Vírus de gado em microcéfalos

Antônio Assis
0
Paulo Trigueiro Renata Coutinho
Folha-PE

Um dos vírus que mais acometem o gado brasileiro pode estar relacionado ao surto de microcefalia descoberto em outubro do ano passado em Pernambuco. Pesquisadores da UFRJ e do Instituto de Pesquisa Joaquim Amorim Neto (Ipesq) encontraram traços do agente responsável pela diarreia viral bovina (VDVB) no cérebro necropsiado de bebês com microcefalia. 

O patógeno atua no gado, muitas vezes, de maneira semelhante ao zika em humanos. Uma equipe do Ministério da Saúde (MS) está acompanhando o achado des­­de quarta-feira.

A descoberta foi feita por meio da técnica metagenômica, que realiza uma varredura no tecido em busca de diversos tipos de patógenos aos quais os bebês podem ter sido expostos. 

Encontrar o VDVB não era a intenção inicial do grupo. De acordo com o diretor administrativo do Ipesq, Romero Moreira, há fortes indícios de que os vírus podem estar trabalhando de forma combinada, mas o estudo ain­da está em andamento. “Na última semana fomos ao MS pedir ajuda para continuar o estudo, porque o Ipesq e o gru­­­po de estudos da UFRJ não têm estrutura suficiente”, relatou. A equipe chegou há três dias em Campina Grande, na Paraíba, onde são estudados os bebês. “A pesquisa será concluída ainda neste final de semana, só aí serão divulgados detalhes como o perfil das mães e a quantidade de amostras”, anunciou uma das responsáveis pelo estudo, a neu­­­­rocirurgiã Alba Batista. 

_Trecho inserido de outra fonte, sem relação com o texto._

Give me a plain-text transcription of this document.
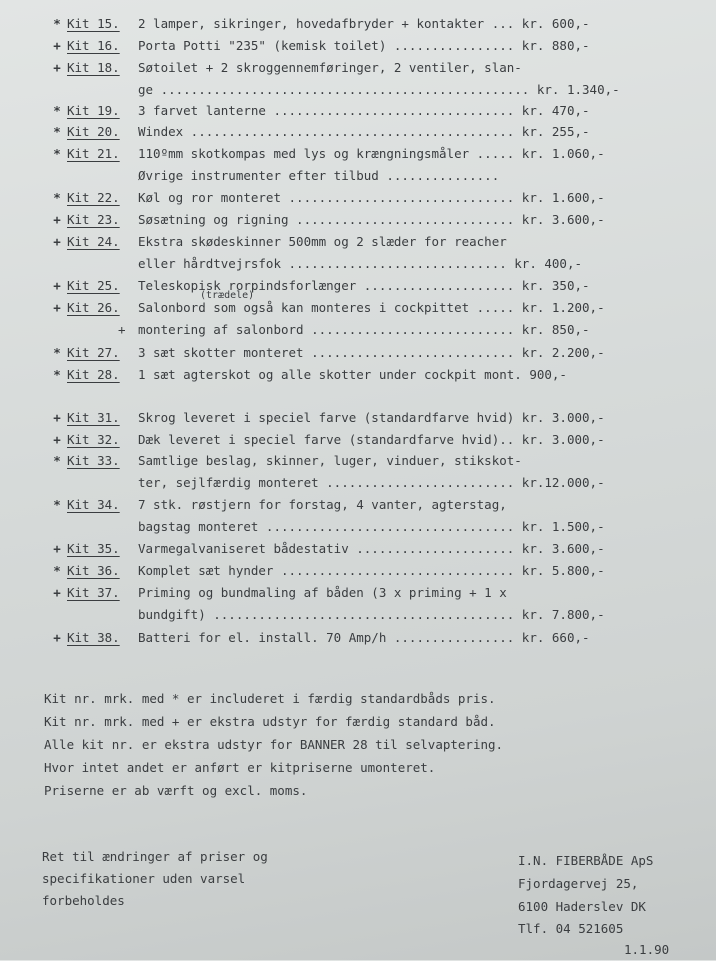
* Kit 15. 2 lamper, sikringer, hovedafbryder + kontakter ... kr. 600,-
+ Kit 16. Porta Potti "235" (kemisk toilet) ................ kr. 880,-
+ Kit 18. Søtoilet + 2 skroggennemføringer, 2 ventiler, slan-
ge ................................................. kr. 1.340,-
* Kit 19. 3 farvet lanterne ................................ kr. 470,-
* Kit 20. Windex ........................................... kr. 255,-
* Kit 21. 110ºmm skotkompas med lys og krængningsmåler ..... kr. 1.060,-
Øvrige instrumenter efter tilbud ...............
* Kit 22. Køl og ror monteret .............................. kr. 1.600,-
+ Kit 23. Søsætning og rigning ............................. kr. 3.600,-
+ Kit 24. Ekstra skødeskinner 500mm og 2 slæder for reacher
eller hårdtvejrsfok ............................. kr. 400,-
+ Kit 25. Teleskopisk rorpindsforlænger .................... kr. 350,-
+ Kit 26. Salonbord som også kan monteres i cockpittet ..... kr. 1.200,-
(trædele)
+ montering af salonbord ........................... kr. 850,-
* Kit 27. 3 sæt skotter monteret ........................... kr. 2.200,-
* Kit 28. 1 sæt agterskot og alle skotter under cockpit mont. 900,-
+ Kit 31. Skrog leveret i speciel farve (standardfarve hvid) kr. 3.000,-
+ Kit 32. Dæk leveret i speciel farve (standardfarve hvid).. kr. 3.000,-
* Kit 33. Samtlige beslag, skinner, luger, vinduer, stikskot-
ter, sejlfærdig monteret ......................... kr.12.000,-
* Kit 34. 7 stk. røstjern for forstag, 4 vanter, agterstag,
bagstag monteret ................................. kr. 1.500,-
+ Kit 35. Varmegalvaniseret bådestativ ..................... kr. 3.600,-
* Kit 36. Komplet sæt hynder ............................... kr. 5.800,-
+ Kit 37. Priming og bundmaling af båden (3 x priming + 1 x
bundgift) ........................................ kr. 7.800,-
+ Kit 38. Batteri for el. install. 70 Amp/h ................ kr. 660,-
Kit nr. mrk. med * er includeret i færdig standardbåds pris.
Kit nr. mrk. med + er ekstra udstyr for færdig standard båd.
Alle kit nr. er ekstra udstyr for BANNER 28 til selvaptering.
Hvor intet andet er anført er kitpriserne umonteret.
Priserne er ab værft og excl. moms.
Ret til ændringer af priser og
specifikationer uden varsel
forbeholdes
I.N. FIBERBÅDE ApS
Fjordagervej 25,
6100 Haderslev DK
Tlf. 04 521605
1.1.90
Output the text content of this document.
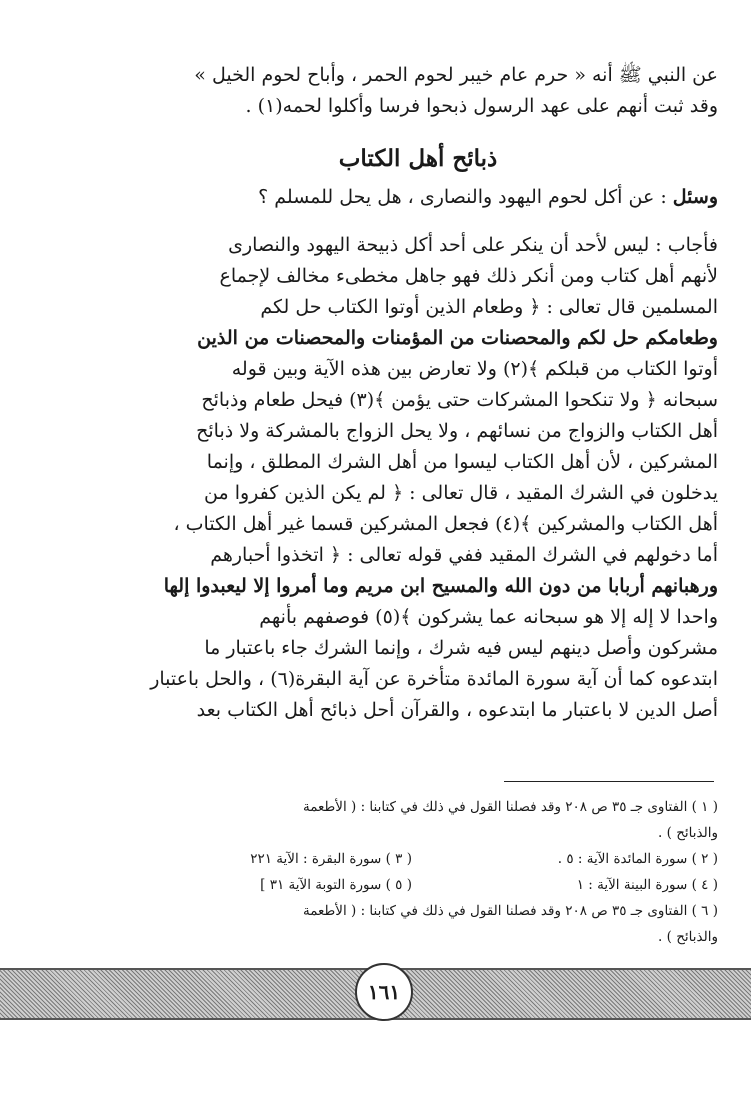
عن النبي ﷺ أنه « حرم عام خيبر لحوم الحمر ، وأباح لحوم الخيل »
وقد ثبت أنهم على عهد الرسول ذبحوا فرسا وأكلوا لحمه(١) .
ذبائح أهل الكتاب
وسئل : عن أكل لحوم اليهود والنصارى ، هل يحل للمسلم ؟
فأجاب : ليس لأحد أن ينكر على أحد أكل ذبيحة اليهود والنصارى
لأنهم أهل كتاب ومن أنكر ذلك فهو جاهل مخطىء مخالف لإجماع
المسلمين قال تعالى : ﴿ وطعام الذين أوتوا الكتاب حل لكم
وطعامكم حل لكم والمحصنات من المؤمنات والمحصنات من الذين
أوتوا الكتاب من قبلكم ﴾(٢) ولا تعارض بين هذه الآية وبين قوله
سبحانه ﴿ ولا تنكحوا المشركات حتى يؤمن ﴾(٣) فيحل طعام وذبائح
أهل الكتاب والزواج من نسائهم ، ولا يحل الزواج بالمشركة ولا ذبائح
المشركين ، لأن أهل الكتاب ليسوا من أهل الشرك المطلق ، وإنما
يدخلون في الشرك المقيد ، قال تعالى : ﴿ لم يكن الذين كفروا من
أهل الكتاب والمشركين ﴾(٤) فجعل المشركين قسما غير أهل الكتاب ،
أما دخولهم في الشرك المقيد ففي قوله تعالى : ﴿ اتخذوا أحبارهم
ورهبانهم أربابا من دون الله والمسيح ابن مريم وما أمروا إلا ليعبدوا إلها
واحدا لا إله إلا هو سبحانه عما يشركون ﴾(٥) فوصفهم بأنهم
مشركون وأصل دينهم ليس فيه شرك ، وإنما الشرك جاء باعتبار ما
ابتدعوه كما أن آية سورة المائدة متأخرة عن آية البقرة(٦) ، والحل باعتبار
أصل الدين لا باعتبار ما ابتدعوه ، والقرآن أحل ذبائح أهل الكتاب بعد
( ١ ) الفتاوى جـ ٣٥ ص ٢٠٨ وقد فصلنا القول في ذلك في كتابنا : ( الأطعمة
والذبائح ) .
( ٢ ) سورة المائدة الآية : ٥ .
( ٣ ) سورة البقرة : الآية ٢٢١
( ٤ ) سورة البينة الآية : ١
( ٥ ) سورة التوبة الآية ٣١ ]
( ٦ ) الفتاوى جـ ٣٥ ص ٢٠٨ وقد فصلنا القول في ذلك في كتابنا : ( الأطعمة
والذبائح ) .
١٦١
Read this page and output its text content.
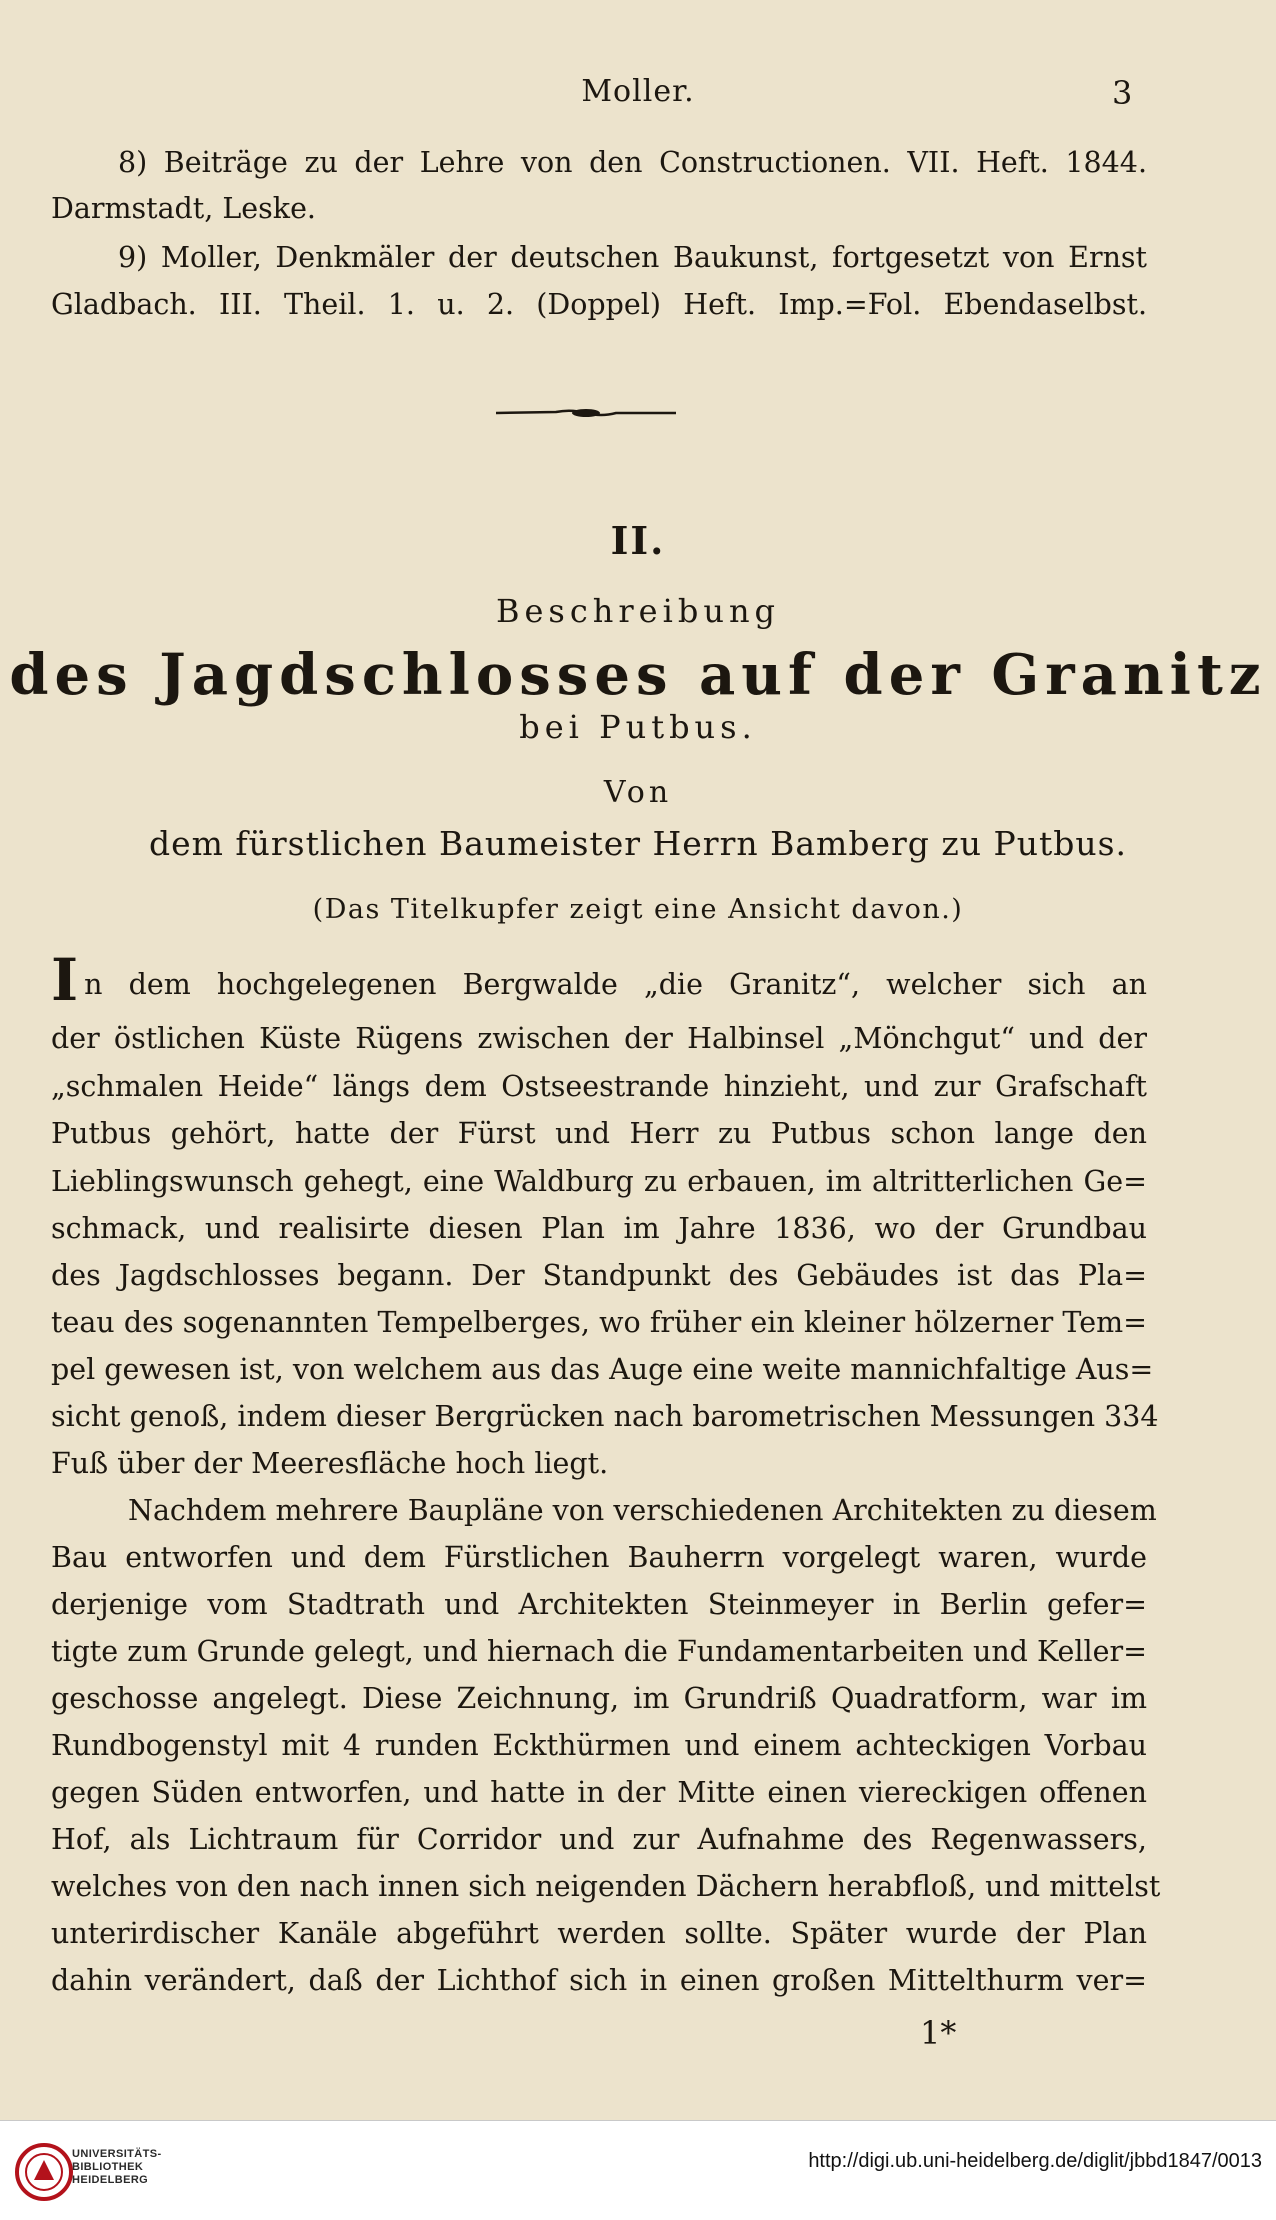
Moller.	3
8) Beiträge zu der Lehre von den Constructionen. VII. Heft. 1844.
Darmstadt, Leske.
9) Moller, Denkmäler der deutschen Baukunst, fortgesetzt von Ernst
Gladbach. III. Theil. 1. u. 2. (Doppel) Heft. Imp.=Fol. Ebendaselbst.
II.
Beschreibung
des Jagdschlosses auf der Granitz
bei Putbus.
Von
dem fürstlichen Baumeister Herrn Bamberg zu Putbus.
(Das Titelkupfer zeigt eine Ansicht davon.)
In dem hochgelegenen Bergwalde „die Granitz“, welcher sich an
der östlichen Küste Rügens zwischen der Halbinsel „Mönchgut“ und der
„schmalen Heide“ längs dem Ostseestrande hinzieht, und zur Grafschaft
Putbus gehört, hatte der Fürst und Herr zu Putbus schon lange den
Lieblingswunsch gehegt, eine Waldburg zu erbauen, im altritterlichen Ge=
schmack, und realisirte diesen Plan im Jahre 1836, wo der Grundbau
des Jagdschlosses begann. Der Standpunkt des Gebäudes ist das Pla=
teau des sogenannten Tempelberges, wo früher ein kleiner hölzerner Tem=
pel gewesen ist, von welchem aus das Auge eine weite mannichfaltige Aus=
sicht genoß, indem dieser Bergrücken nach barometrischen Messungen 334
Fuß über der Meeresfläche hoch liegt.
Nachdem mehrere Baupläne von verschiedenen Architekten zu diesem
Bau entworfen und dem Fürstlichen Bauherrn vorgelegt waren, wurde
derjenige vom Stadtrath und Architekten Steinmeyer in Berlin gefer=
tigte zum Grunde gelegt, und hiernach die Fundamentarbeiten und Keller=
geschosse angelegt. Diese Zeichnung, im Grundriß Quadratform, war im
Rundbogenstyl mit 4 runden Eckthürmen und einem achteckigen Vorbau
gegen Süden entworfen, und hatte in der Mitte einen viereckigen offenen
Hof, als Lichtraum für Corridor und zur Aufnahme des Regenwassers,
welches von den nach innen sich neigenden Dächern herabfloß, und mittelst
unterirdischer Kanäle abgeführt werden sollte. Später wurde der Plan
dahin verändert, daß der Lichthof sich in einen großen Mittelthurm ver=
1*
UNIVERSITÄTS-
BIBLIOTHEK
HEIDELBERG
http://digi.ub.uni-heidelberg.de/diglit/jbbd1847/0013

A descoberta intrigou veterinários experientes, como o professor da UFRPE Roberto Soares Castro, que estuda há 30 anos o agente. “Nunca ouvi falar de registros da doença em humanos. Uma descoberta como essa pode causar medo de ingerir produtos de origem bovina na população”, opinou. Apenas carne crua ou leite não pasteurizado poderiam conter o vírus. A contaminação da água é extremamente improvável. “Por outro lado, a doença é encontrada em todos os lu­­­gares do mundo e, no Brasil, é frequente. Não menos de 60% do gado no País tem anti­­­corpos para ela, o que indica que já o contraíram.” 

Assim como o zika em humanos adultos, o VDVB é comumente assintomático, atingido o sistema digestivo dos animais em alguns casos. Quando passado da vaca para o feto, causa malformações nos órgãos que ataca. O sistema nervoso e os olhos, por exemplo, atacados pelo zika, também o são pelo vírus bovino. “Quando ataca o cerebelo, o bezerro não consegue se equilibrar e acaba morrendo. Também são corriqueiros problemas como a microftalmia, ou seja, quando os globos oculares são pequenos”, exemplificou Castro. 

Outra semelhança com a microcefalia é a relação existente entre o estágio da gestação em que a vaca contrai o vírus e a intensidade da malformação. “A quantidade de vírus também é fator que influencia na consequência para o bezerro. Pode não causar alteração no feto, tanto quanto causar a morte.” 

Para o pesquisador da Fiocruz Lindomar Pena os vírus foram descobertos quase ao mesmo tempo, nos anos 1940, mas o VDVB foi muito bem caracterizado por causa do impacto econômico dos rebanhos. “Sabe-se muito sobre ele, mas a gente não pode fechar os olhos. Essa incapacidade dele infectar humanos po­­­de mudar pela coinfecção por zika”, hipotetizou.